Mining ASCO 2018's Gold, Part 5: There's A Lot To Look Forward To

by: Zach Hartman


Today's edition focuses on some potentially important developments in targeted therapy for various tumor types.

Daiichi Sankyo gets particular focus in this one.

Strong early results may give way rather quickly to pivotal studies for these agents.

The 2018 Annual Meeting of the American Society of Clinical Oncology (ASCO 2018) is upon us, and it's about as close to Christmas as I get in my line of work. There's so much data presented here, with thousands of abstracts delivered to an audience of some 30,000 healthcare professionals, that it's tough to keep up.

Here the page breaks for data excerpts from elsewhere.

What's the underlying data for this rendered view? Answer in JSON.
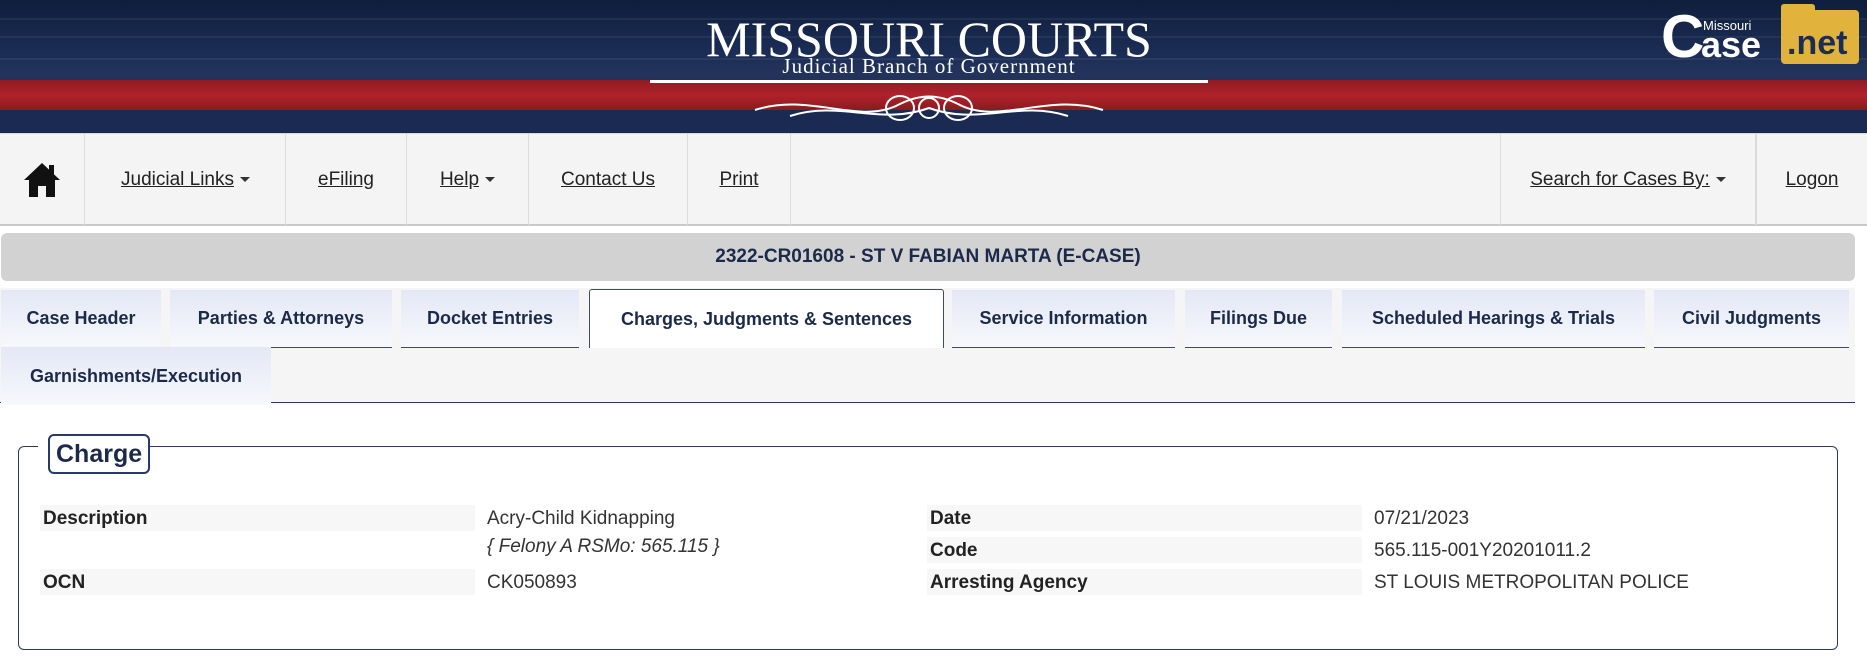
{
  "banner": {
    "title": "MISSOURI COURTS",
    "subtitle": "Judicial Branch of Government",
    "casenet_missouri": "Missouri",
    "casenet_c": "C",
    "casenet_ase": "ase",
    "casenet_net": ".net"
  },
  "nav": {
    "home_icon": "home-icon",
    "judicial_links": "Judicial Links",
    "efiling": "eFiling",
    "help": "Help",
    "contact": "Contact Us",
    "print": "Print",
    "search": "Search for Cases By:",
    "logon": "Logon"
  },
  "case": {
    "title": "2322-CR01608 - ST V FABIAN MARTA (E-CASE)"
  },
  "tabs": [
    {
      "label": "Case Header"
    },
    {
      "label": "Parties & Attorneys"
    },
    {
      "label": "Docket Entries"
    },
    {
      "label": "Charges, Judgments & Sentences"
    },
    {
      "label": "Service Information"
    },
    {
      "label": "Filings Due"
    },
    {
      "label": "Scheduled Hearings & Trials"
    },
    {
      "label": "Civil Judgments"
    },
    {
      "label": "Garnishments/Execution"
    }
  ],
  "charge": {
    "legend": "Charge",
    "description_label": "Description",
    "description_value": "Acry-Child Kidnapping",
    "description_detail": "{ Felony A RSMo: 565.115 }",
    "ocn_label": "OCN",
    "ocn_value": "CK050893",
    "date_label": "Date",
    "date_value": "07/21/2023",
    "code_label": "Code",
    "code_value": "565.115-001Y20201011.2",
    "agency_label": "Arresting Agency",
    "agency_value": "ST LOUIS METROPOLITAN POLICE"
  },
  "colors": {
    "navy": "#1b2d55",
    "red": "#b0222b",
    "tab_text": "#1b2a4a",
    "gold": "#e2b33c"
  }
}
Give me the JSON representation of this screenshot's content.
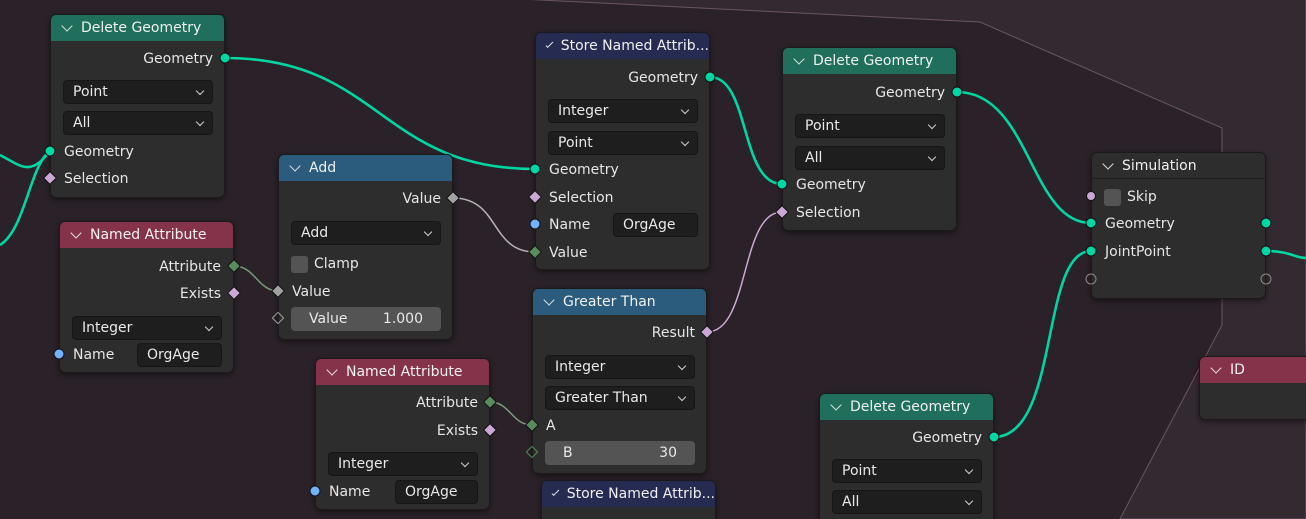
{
  "colors": {
    "background": "#2a2228",
    "frame": "#3a2e38",
    "geometry_link": "#00d6a3",
    "geometry_header": "#1f6f5c",
    "attribute_header": "#85334a",
    "math_header": "#2b5c7e",
    "store_header": "#262b52"
  },
  "nodes": {
    "delete_geometry_1": {
      "title": "Delete Geometry",
      "output_geometry": "Geometry",
      "domain": "Point",
      "mode": "All",
      "input_geometry": "Geometry",
      "input_selection": "Selection"
    },
    "named_attribute_1": {
      "title": "Named Attribute",
      "output_attribute": "Attribute",
      "output_exists": "Exists",
      "type": "Integer",
      "name_label": "Name",
      "name_value": "OrgAge"
    },
    "add": {
      "title": "Add",
      "output_value": "Value",
      "operation": "Add",
      "clamp_label": "Clamp",
      "input_value": "Value",
      "value_label": "Value",
      "value": "1.000"
    },
    "store_named_attribute_1": {
      "title": "Store Named Attrib...",
      "output_geometry": "Geometry",
      "type": "Integer",
      "domain": "Point",
      "input_geometry": "Geometry",
      "input_selection": "Selection",
      "name_label": "Name",
      "name_value": "OrgAge",
      "input_value": "Value"
    },
    "named_attribute_2": {
      "title": "Named Attribute",
      "output_attribute": "Attribute",
      "output_exists": "Exists",
      "type": "Integer",
      "name_label": "Name",
      "name_value": "OrgAge"
    },
    "greater_than": {
      "title": "Greater Than",
      "output_result": "Result",
      "type": "Integer",
      "operation": "Greater Than",
      "input_a": "A",
      "b_label": "B",
      "b_value": "30"
    },
    "store_named_attribute_2": {
      "title": "Store Named Attrib..."
    },
    "delete_geometry_2": {
      "title": "Delete Geometry",
      "output_geometry": "Geometry",
      "domain": "Point",
      "mode": "All",
      "input_geometry": "Geometry",
      "input_selection": "Selection"
    },
    "delete_geometry_3": {
      "title": "Delete Geometry",
      "output_geometry": "Geometry",
      "domain": "Point",
      "mode": "All"
    },
    "simulation": {
      "title": "Simulation",
      "skip_label": "Skip",
      "geometry": "Geometry",
      "joint_point": "JointPoint"
    },
    "id": {
      "title": "ID"
    }
  }
}
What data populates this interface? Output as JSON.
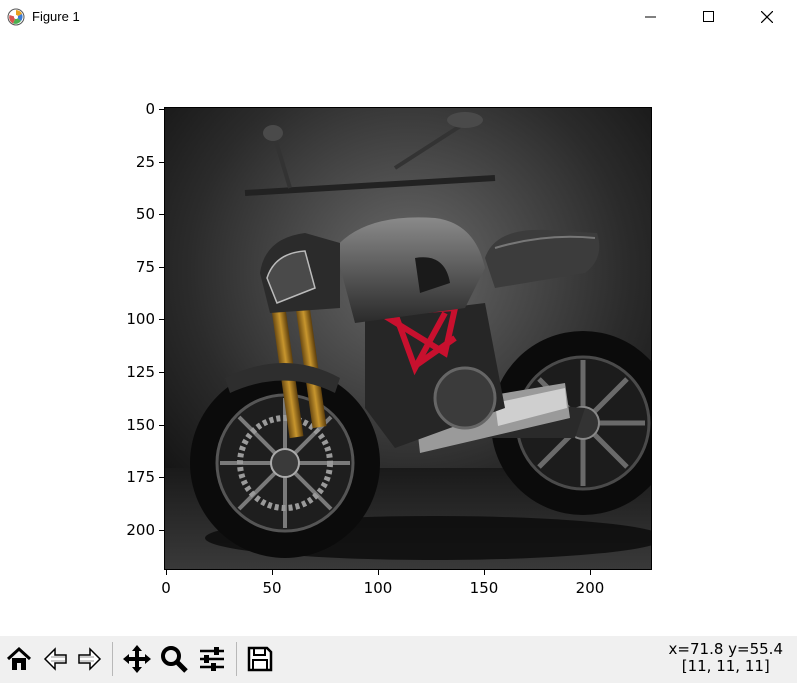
{
  "window": {
    "title": "Figure 1",
    "icon": "matplotlib-logo-icon",
    "controls": [
      "minimize-icon",
      "maximize-icon",
      "close-icon"
    ]
  },
  "figure": {
    "image": {
      "description_icon": "motorcycle-image",
      "x_extent": [
        0,
        230
      ],
      "y_extent": [
        220,
        0
      ]
    },
    "x_ticks": [
      "0",
      "50",
      "100",
      "150",
      "200"
    ],
    "y_ticks": [
      "0",
      "25",
      "50",
      "75",
      "100",
      "125",
      "150",
      "175",
      "200"
    ]
  },
  "toolbar": {
    "buttons": [
      "home-icon",
      "back-icon",
      "forward-icon",
      "pan-icon",
      "zoom-icon",
      "configure-subplots-icon",
      "save-icon"
    ]
  },
  "status": {
    "coords": "x=71.8 y=55.4",
    "pixel_value": "[11, 11, 11]"
  },
  "colors": {
    "frame_red": "#c8102e",
    "background": "#ffffff",
    "toolbar_bg": "#f0f0f0"
  }
}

Of course, I'll be focused as you will on the big, high-profile presentations with obvious impact on investors over the next few months. But in order to make better forecasts about these companies, and in order to identify promising new leads on cancer investments, we need to pay attention to the smaller studies, as well.

This series includes 4 abstracts per day, but note that subscribers to the Total Pharma Tracker get a bonus abstract discussion. Learn more about this service here!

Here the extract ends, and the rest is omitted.